Closed AliOsm closed 4 years ago
Did you try with the default values for these hyper parameters? Are you saving checkpoints every X steps? If so, how many?
Hello @kinoute,
I tried with the default values and with many other values. I'm saving the checkpoints after each epoch only and I'm using the last epoch to predict. The problem is the model loss stay at 0.7xxx all the fine-tuning time, it is not converging at all.
I only tested XLM Roberta once but IIRC, at the beginning, metrics were almost 0 (I did binary text classification) for early checkpoints.
I will see tomorrow if I can find my hyperparameters for this model.
I don't know the size of your dataset but you could enable checkpoints every few steps to see more how the train loss and eval loss are doing. After more than a hundred experiments with this library and distilbert, what I know is I could not get a nice model if I only save/evaluate every epoch and pick the final model. For a dataset of around 10k entries, I set up the batch size to 16 and a checkpoint every 50 steps.
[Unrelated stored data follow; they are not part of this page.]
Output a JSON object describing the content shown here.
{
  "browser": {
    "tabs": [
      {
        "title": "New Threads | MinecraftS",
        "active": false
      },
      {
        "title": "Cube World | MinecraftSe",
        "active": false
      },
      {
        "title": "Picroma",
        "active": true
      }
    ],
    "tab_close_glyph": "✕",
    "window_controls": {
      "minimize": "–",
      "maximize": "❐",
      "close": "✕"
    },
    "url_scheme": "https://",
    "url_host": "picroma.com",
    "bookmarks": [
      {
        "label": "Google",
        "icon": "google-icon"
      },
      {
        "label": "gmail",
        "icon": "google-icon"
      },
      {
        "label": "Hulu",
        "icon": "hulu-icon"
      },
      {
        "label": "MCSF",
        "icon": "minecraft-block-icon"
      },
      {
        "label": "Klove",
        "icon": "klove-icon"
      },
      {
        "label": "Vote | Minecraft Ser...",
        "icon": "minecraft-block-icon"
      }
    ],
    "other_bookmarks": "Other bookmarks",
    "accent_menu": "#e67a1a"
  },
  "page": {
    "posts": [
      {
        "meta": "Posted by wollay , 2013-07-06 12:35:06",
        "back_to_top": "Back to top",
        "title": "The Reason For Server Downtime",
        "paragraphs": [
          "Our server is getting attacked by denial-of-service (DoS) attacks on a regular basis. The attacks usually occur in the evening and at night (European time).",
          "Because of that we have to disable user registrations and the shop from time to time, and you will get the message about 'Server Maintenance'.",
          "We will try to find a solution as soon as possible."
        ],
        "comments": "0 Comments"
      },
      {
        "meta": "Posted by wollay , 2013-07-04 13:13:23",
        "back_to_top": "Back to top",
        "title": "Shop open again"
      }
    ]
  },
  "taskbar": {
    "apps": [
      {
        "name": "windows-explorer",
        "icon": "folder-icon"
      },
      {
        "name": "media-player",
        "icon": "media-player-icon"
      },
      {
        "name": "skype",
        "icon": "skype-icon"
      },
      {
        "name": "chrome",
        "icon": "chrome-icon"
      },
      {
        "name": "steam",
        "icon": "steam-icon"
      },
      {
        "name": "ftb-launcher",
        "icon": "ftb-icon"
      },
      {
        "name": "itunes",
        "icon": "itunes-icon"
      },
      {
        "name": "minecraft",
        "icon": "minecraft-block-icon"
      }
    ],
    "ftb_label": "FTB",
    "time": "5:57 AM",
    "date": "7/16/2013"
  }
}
Because of the batch size there are some up and down of the eval loss but it decreases. At the end I pick the best model checkpoint according to the eval loss by looking into the csv training file.
You don't need to do that anymore since early stopping was recently added.
So to sum up I suggest you to save/evaluate every X steps depending of your dataset, enable early stopping with an average patience (or pick the best model manually by looking at the training csv file to test your model).
Le mar. 28 janv. 2020 à 21:15, Ali Hamdi Ali Fadel notifications@github.com a écrit :
Hello @kinoute https://github.com/kinoute,
I tried with the default values and with many other values. I'm saving the checkpoints after each epoch only and I'm using the last epoch to predict. The problem is the model loss stay at 0.7xxx all the fine-tuning time, it is not converging at all.
— You are receiving this because you were mentioned. Reply to this email directly, view it on GitHub https://github.com/ThilinaRajapakse/simpletransformers/issues/199?email_source=notifications&email_token=AAEYJE34TYWTLYEYMNTVBTDRACG4NA5CNFSM4KMW25T2YY3PNVWWK3TUL52HS4DFVREXG43VMVBW63LNMVXHJKTDN5WW2ZLOORPWSZGOEKEXRMQ#issuecomment-579434674, or unsubscribe https://github.com/notifications/unsubscribe-auth/AAEYJE5OHKBGOQEIQMW5J3TRACG4NANCNFSM4KMW25TQ .
You can also watch the training loss on W&B or tensorboard to check if anything weird is going. I recently noticed that training some models for too long suddenly makes the model predict only 0s or 1s. I haven't had the time to investigate this issue properly yet, but maybe this is the same thing.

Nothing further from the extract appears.